Meritocracy
A recent Washington Post article discussed the relative challenges that poorer Americans face in earning financial success and wealth compared to their richer peers.
One of the most prominent pieces of evidence presented was an graph comparing the distribution of income for two cohorts: rich individuals who dropped out of high school and poorer individuals who graduated from college.
In discussing the graph, the article states that "Specifically, rich high school dropouts remain in the top about as much as poor college grads stay stuck in the bottom 14 versus 16 percent, respectively. Not only that, but these low-income strivers are just as likely to end up in the bottom as these wealthy ne'er-do-wells. Some meritocracy."
My purpose here isn't to discuss the merits of their overall claim nor to challenge the idea that growing up in poverty makes one's path to financial success much more difficult. However, I would like to question this article's specific interpretation of the data presented in the referenced graph.
First, the graph itself is somewhat confusing, so it's worth ensuring that we understand the data that it's presenting. The two columns represent the distribution of each cohort in different income bins (those bins represent quantiles, but that's not extremely important to the structure of the graph). So, for example, of the people who fall into the "Poor College Grads" category, 20% fall into the richest quantile and 16% fall into the poorest quantile, and for those who fall into the "Rich High School Dropout" category, 14% fall into the richest quantile and 16% fall into the poorest quantile.
The article's main takeaway from this graph is that:
- Both cohorts have 16% of people falling into the poorest quantile
- The percentage of the "Poor College Grads" group that falls into the poorest quantile is only slightly less than the percentage of "Rich High School Dropouts" who fall into the richest quantile
While these observations are certainly true, they seem to miss the overall trend presented in the graph. The graph instead shows that the "Poor College Grads", compared to the "Rich High School Dropouts", are much more likely to be in the top 2 quantiles (41% vs 19%) and much less likely to be in the bottom two quantiles (33% vs 51%).
I think a better visualization of the data makes this trend more evident. Turning the data into a simple bar graph creates a more clear visualization of the distribution of these two cohorts
From that image, it's clear that if one were given the choice of drawing a quantile randomly from one of the two distributions, one would much prefer to draw from the "Poor College Grads" distributions. The fact that the two lines converge on the left and the fact that the height of the green line on the far right is not too much lower than the height of the blue line on the far left (which the article emphasizes using arrows) seems to be less important than the larger differences throughout most of the distributions.

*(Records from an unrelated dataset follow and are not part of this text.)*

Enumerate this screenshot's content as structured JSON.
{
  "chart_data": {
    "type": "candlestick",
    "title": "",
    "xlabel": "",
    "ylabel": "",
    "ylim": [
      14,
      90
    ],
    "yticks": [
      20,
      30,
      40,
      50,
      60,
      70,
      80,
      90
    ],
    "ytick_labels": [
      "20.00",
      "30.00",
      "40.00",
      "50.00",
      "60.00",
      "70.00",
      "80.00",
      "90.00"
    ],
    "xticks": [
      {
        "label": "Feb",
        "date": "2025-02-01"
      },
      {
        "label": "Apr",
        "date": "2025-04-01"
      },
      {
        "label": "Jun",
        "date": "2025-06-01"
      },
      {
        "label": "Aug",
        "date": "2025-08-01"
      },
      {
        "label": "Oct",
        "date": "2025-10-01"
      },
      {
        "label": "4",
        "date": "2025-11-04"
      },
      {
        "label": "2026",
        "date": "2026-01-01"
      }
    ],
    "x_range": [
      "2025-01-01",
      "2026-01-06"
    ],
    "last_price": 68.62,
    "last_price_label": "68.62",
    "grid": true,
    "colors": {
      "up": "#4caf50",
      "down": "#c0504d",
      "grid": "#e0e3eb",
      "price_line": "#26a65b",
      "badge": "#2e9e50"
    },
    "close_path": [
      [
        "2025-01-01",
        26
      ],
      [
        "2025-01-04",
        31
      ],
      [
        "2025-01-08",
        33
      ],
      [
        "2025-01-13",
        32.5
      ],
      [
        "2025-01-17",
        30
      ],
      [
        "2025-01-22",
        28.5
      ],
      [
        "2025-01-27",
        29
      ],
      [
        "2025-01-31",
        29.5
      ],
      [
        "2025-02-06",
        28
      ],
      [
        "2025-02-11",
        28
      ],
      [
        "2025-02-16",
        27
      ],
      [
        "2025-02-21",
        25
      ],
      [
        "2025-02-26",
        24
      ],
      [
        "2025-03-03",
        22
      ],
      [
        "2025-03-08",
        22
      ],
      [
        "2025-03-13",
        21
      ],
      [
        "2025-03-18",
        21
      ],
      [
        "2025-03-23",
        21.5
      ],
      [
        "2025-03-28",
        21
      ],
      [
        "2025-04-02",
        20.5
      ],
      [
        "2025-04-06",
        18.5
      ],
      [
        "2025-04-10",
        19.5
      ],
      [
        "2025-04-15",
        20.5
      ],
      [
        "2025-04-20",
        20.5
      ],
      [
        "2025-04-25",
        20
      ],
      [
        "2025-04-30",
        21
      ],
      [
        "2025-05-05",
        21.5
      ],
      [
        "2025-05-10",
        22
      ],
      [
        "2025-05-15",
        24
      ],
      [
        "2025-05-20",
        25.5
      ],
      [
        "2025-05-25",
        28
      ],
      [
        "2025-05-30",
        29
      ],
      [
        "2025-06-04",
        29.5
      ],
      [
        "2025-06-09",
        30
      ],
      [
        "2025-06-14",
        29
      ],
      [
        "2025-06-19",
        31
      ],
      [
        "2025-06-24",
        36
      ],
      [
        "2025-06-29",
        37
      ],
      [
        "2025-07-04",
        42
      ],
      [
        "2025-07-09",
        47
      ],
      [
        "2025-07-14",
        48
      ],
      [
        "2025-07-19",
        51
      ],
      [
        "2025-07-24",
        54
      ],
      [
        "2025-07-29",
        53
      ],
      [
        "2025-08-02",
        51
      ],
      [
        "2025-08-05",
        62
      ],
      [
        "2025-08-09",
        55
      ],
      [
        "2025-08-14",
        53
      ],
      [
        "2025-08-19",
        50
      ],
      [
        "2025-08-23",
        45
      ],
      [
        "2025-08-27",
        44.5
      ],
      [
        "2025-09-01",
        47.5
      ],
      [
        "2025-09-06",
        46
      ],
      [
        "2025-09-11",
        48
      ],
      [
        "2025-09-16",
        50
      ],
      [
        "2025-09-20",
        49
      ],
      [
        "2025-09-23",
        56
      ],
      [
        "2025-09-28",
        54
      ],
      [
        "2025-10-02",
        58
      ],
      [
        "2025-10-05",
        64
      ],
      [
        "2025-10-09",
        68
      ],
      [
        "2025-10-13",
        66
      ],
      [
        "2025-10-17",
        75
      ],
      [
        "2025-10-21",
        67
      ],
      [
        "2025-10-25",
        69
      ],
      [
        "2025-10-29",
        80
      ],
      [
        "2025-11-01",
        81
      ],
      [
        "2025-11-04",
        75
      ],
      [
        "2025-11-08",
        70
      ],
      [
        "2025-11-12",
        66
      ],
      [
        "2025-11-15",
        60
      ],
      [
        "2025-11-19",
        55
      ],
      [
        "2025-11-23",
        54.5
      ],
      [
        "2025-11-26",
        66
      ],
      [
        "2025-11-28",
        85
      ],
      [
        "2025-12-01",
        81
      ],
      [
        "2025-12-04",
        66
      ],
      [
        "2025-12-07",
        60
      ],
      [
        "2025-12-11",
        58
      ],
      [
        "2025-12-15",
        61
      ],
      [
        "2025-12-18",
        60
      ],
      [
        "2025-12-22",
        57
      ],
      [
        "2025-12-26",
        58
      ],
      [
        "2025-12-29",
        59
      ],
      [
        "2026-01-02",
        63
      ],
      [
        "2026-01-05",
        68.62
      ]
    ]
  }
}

A much better way to demonstrate differences in the eventual wealth of these two cohorts would be to compare the quantile distributions of rich vs poor high school dropouts and rich vs poor college graduates. My intuition is that comparison would be easier to interpret and, being an apples-to-apples comparison, any differences between the two distributions would be more significant.
In general, this image is a case of making simple data more complicated than it needs to be, and that additional complexity has the effect of potentially obscuring the underlying data. If possible, data should be represented by a line graph, a bar graph, or a table. Only under rare circumstances should one deviate from that policy, and only if one really knows what they are doing.